When showing progress inside with excessive barking, take it outside. Outside there is even more reasons to bark! Or so the dog thinks. You must claim these situations by using the same techniques as previously stated in the other barking blogs except always have a leash on the dog and make sure you practice daily in controlled situations. Like asking the neighbor to come by or the neighbor’s dog. Whatever is the trigger for your dog’s barking. 5 minutes a day.
You can also purchase a Gentle Leader. This way you can close his mouth and redirect his head. Make sure the halter is put on the dog properly so he doesn’t fear it. He must be comfortable with it so be patient and put it on slowly. Then give him a treat. Then take it off and put it on again…treat. You get it! It’s just until he is comfortable with it. Of course if he is comfortable from the get-go then no need for this. If he seems to despise it, take your time and a deep breathe. Try putting his favorite treat, maybe a hot dog through the loop of the leader, and have him get the treat by putting his head through it on his own.

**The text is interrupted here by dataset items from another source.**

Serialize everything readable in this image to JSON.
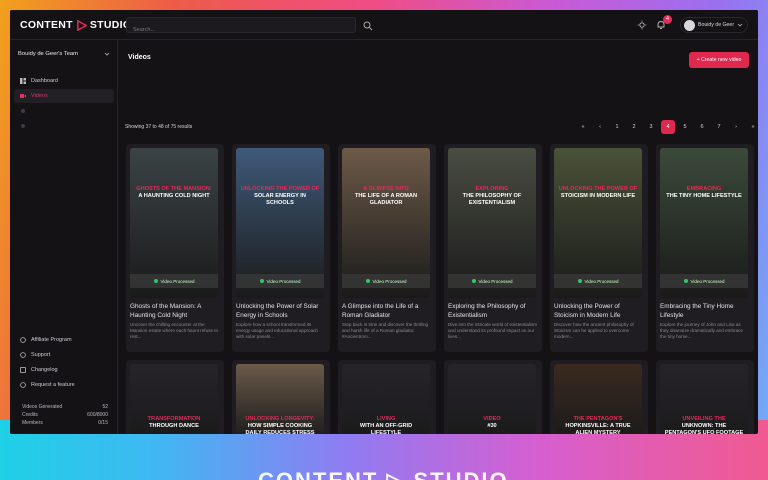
{
  "brand": {
    "name": "CONTENT",
    "name2": "STUDIO"
  },
  "search": {
    "placeholder": "Search..."
  },
  "notifications": {
    "count": "4"
  },
  "user": {
    "name": "Bouidy de Geer"
  },
  "team": {
    "name": "Bouidy de Geer's Team"
  },
  "nav": [
    {
      "label": "Dashboard",
      "icon": "dashboard-icon"
    },
    {
      "label": "Videos",
      "icon": "video-icon"
    },
    {
      "label": "",
      "icon": "settings-icon"
    },
    {
      "label": "",
      "icon": "blank-icon"
    }
  ],
  "bottom_nav": [
    {
      "label": "Affiliate Program",
      "icon": "affiliate-icon"
    },
    {
      "label": "Support",
      "icon": "support-icon"
    },
    {
      "label": "Changelog",
      "icon": "changelog-icon"
    },
    {
      "label": "Request a feature",
      "icon": "feature-icon"
    }
  ],
  "stats": [
    {
      "label": "Videos Generated",
      "value": "52"
    },
    {
      "label": "Credits",
      "value": "600/8000"
    },
    {
      "label": "Members",
      "value": "0/15"
    }
  ],
  "page": {
    "title": "Videos",
    "create_label": "+ Create new video",
    "results": "Showing 37 to 48 of 75 results"
  },
  "pagination": [
    "«",
    "‹",
    "1",
    "2",
    "3",
    "4",
    "5",
    "6",
    "7",
    "›",
    "»"
  ],
  "pagination_active": "4",
  "cards": [
    {
      "overlay1": "GHOSTS OF THE MANSION:",
      "overlay2": "A HAUNTING COLD NIGHT",
      "status": "Video Processed",
      "title": "Ghosts of the Mansion: A Haunting Cold Night",
      "desc": "Uncover the chilling encounter at the Mansion estate where each haunt refuse to rest...",
      "bg": "#3b4346"
    },
    {
      "overlay1": "UNLOCKING THE POWER OF",
      "overlay2": "SOLAR ENERGY IN SCHOOLS",
      "status": "Video Processed",
      "title": "Unlocking the Power of Solar Energy in Schools",
      "desc": "Explore how a school transformed its energy usage and educational approach with solar panels...",
      "bg": "#3f5a7a"
    },
    {
      "overlay1": "A GLIMPSE INTO",
      "overlay2": "THE LIFE OF A ROMAN GLADIATOR",
      "status": "Video Processed",
      "title": "A Glimpse into the Life of a Roman Gladiator",
      "desc": "Step back in time and discover the thrilling and harsh life of a Roman gladiator. #Ancientrom...",
      "bg": "#6d5a48"
    },
    {
      "overlay1": "EXPLORING",
      "overlay2": "THE PHILOSOPHY OF EXISTENTIALISM",
      "status": "Video Processed",
      "title": "Exploring the Philosophy of Existentialism",
      "desc": "Dive into the intricate world of existentialism and understand its profound impact on our lives...",
      "bg": "#4a4d42"
    },
    {
      "overlay1": "UNLOCKING THE POWER OF",
      "overlay2": "STOICISM IN MODERN LIFE",
      "status": "Video Processed",
      "title": "Unlocking the Power of Stoicism in Modern Life",
      "desc": "Discover how the ancient philosophy of Stoicism can be applied to overcome modern...",
      "bg": "#4a5238"
    },
    {
      "overlay1": "EMBRACING",
      "overlay2": "THE TINY HOME LIFESTYLE",
      "status": "Video Processed",
      "title": "Embracing the Tiny Home Lifestyle",
      "desc": "Explore the journey of John and Lisa as they downsize dramatically and embrace the tiny home...",
      "bg": "#3b4a3a"
    }
  ],
  "cards_row2": [
    {
      "overlay1": "TRANSFORMATION",
      "overlay2": "THROUGH DANCE",
      "bg": "#26232a"
    },
    {
      "overlay1": "UNLOCKING LONGEVITY:",
      "overlay2": "HOW SIMPLE COOKING DAILY REDUCES STRESS",
      "bg": "#6a5a4a"
    },
    {
      "overlay1": "LIVING",
      "overlay2": "WITH AN OFF-GRID LIFESTYLE",
      "bg": "#26232a"
    },
    {
      "overlay1": "VIDEO",
      "overlay2": "#30",
      "bg": "#26232a"
    },
    {
      "overlay1": "THE PENTAGON'S",
      "overlay2": "HOPKINSVILLE: A TRUE ALIEN MYSTERY",
      "bg": "#3a2a20"
    },
    {
      "overlay1": "UNVEILING THE",
      "overlay2": "UNKNOWN: THE PENTAGON'S UFO FOOTAGE",
      "bg": "#26232a"
    }
  ],
  "colors": {
    "accent": "#e0284f",
    "bg": "#141214"
  }
}
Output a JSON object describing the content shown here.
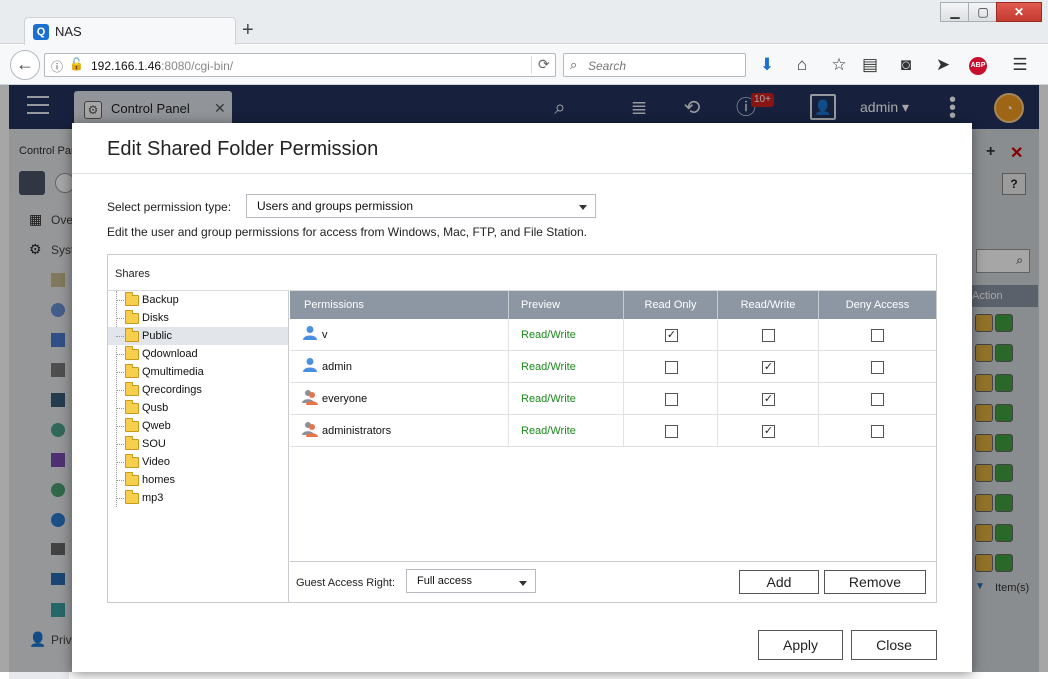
{
  "browser": {
    "tab_title": "NAS",
    "favicon_letter": "Q",
    "new_tab_symbol": "+",
    "url_host": "192.166.1.46",
    "url_path": ":8080/cgi-bin/",
    "search_placeholder": "Search",
    "abp_label": "ABP",
    "window_controls": [
      "▁",
      "▢",
      "✕"
    ]
  },
  "app_header": {
    "tab_title": "Control Panel",
    "notification_count": "10+",
    "user_label": "admin"
  },
  "background_panel": {
    "title": "Control Pan",
    "sidebar_items": [
      "Ove",
      "Syst",
      "Priv"
    ],
    "action_header": "Action",
    "items_label": "Item(s)"
  },
  "dialog": {
    "title": "Edit Shared Folder Permission",
    "permission_type_label": "Select permission type:",
    "permission_type_value": "Users and groups permission",
    "description": "Edit the user and group permissions for access from Windows, Mac, FTP, and File Station.",
    "shares_label": "Shares",
    "folders": [
      "Backup",
      "Disks",
      "Public",
      "Qdownload",
      "Qmultimedia",
      "Qrecordings",
      "Qusb",
      "Qweb",
      "SOU",
      "Video",
      "homes",
      "mp3"
    ],
    "selected_folder": "Public",
    "columns": [
      "Permissions",
      "Preview",
      "Read Only",
      "Read/Write",
      "Deny Access"
    ],
    "rows": [
      {
        "name": "v",
        "type": "user",
        "preview": "Read/Write",
        "read_only": true,
        "read_write": false,
        "deny": false
      },
      {
        "name": "admin",
        "type": "user",
        "preview": "Read/Write",
        "read_only": false,
        "read_write": true,
        "deny": false
      },
      {
        "name": "everyone",
        "type": "group",
        "preview": "Read/Write",
        "read_only": false,
        "read_write": true,
        "deny": false
      },
      {
        "name": "administrators",
        "type": "group",
        "preview": "Read/Write",
        "read_only": false,
        "read_write": true,
        "deny": false
      }
    ],
    "guest_access_label": "Guest Access Right:",
    "guest_access_value": "Full access",
    "add_label": "Add",
    "remove_label": "Remove",
    "apply_label": "Apply",
    "close_label": "Close"
  },
  "colors": {
    "app_header": "#24345e",
    "grid_header": "#8d96a3",
    "preview_green": "#1b8a1b",
    "badge_red": "#d11f1f",
    "gauge_orange": "#f29b1f"
  }
}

If used properly a Gentle Leader is a good training tool
When Fido barks at someone you lift the leash up so his mouth closes-gently and he will sit. Then move again, forward or just elsewhere so you stop him from focusing on what made him bark and we get his attention on us. Make sure the leash becomes loose immediately after this correction. That way, he recognizes it as a correction. If you don’t loosen the lead, he won’t make the distinction-even if you must correct him again immediately, it must loosen as quickly as making the correction took. Make sure you use the lead gently. If you correct out of frustration, you could close his mouth too harshly and he will learn to be afraid of it.
Calm and Confident!
You can also redirect with food. Learn the ‘watch me’ command inside the house and then try it outside. Use it when he is focused on whatever sets him off.
If you are still having trouble consult an expert in behavioral issues. Do your homework and know their methods to make sure you agree with them. There are many-many approaches to training dogs, so make sure you are comfortable with the trainer or you won’t be confident in repeating those methods with your pet.
Teaching them the speak/quiet command can also greatly help.
Above all, make sure you exercise your dog before practicing these techniques, and especially before you leave for work. Leave things for your dog to do when you leave, like a Kong filled with peanut butter, a plastic ball that lets out his food when rolled around, and a couple of toys.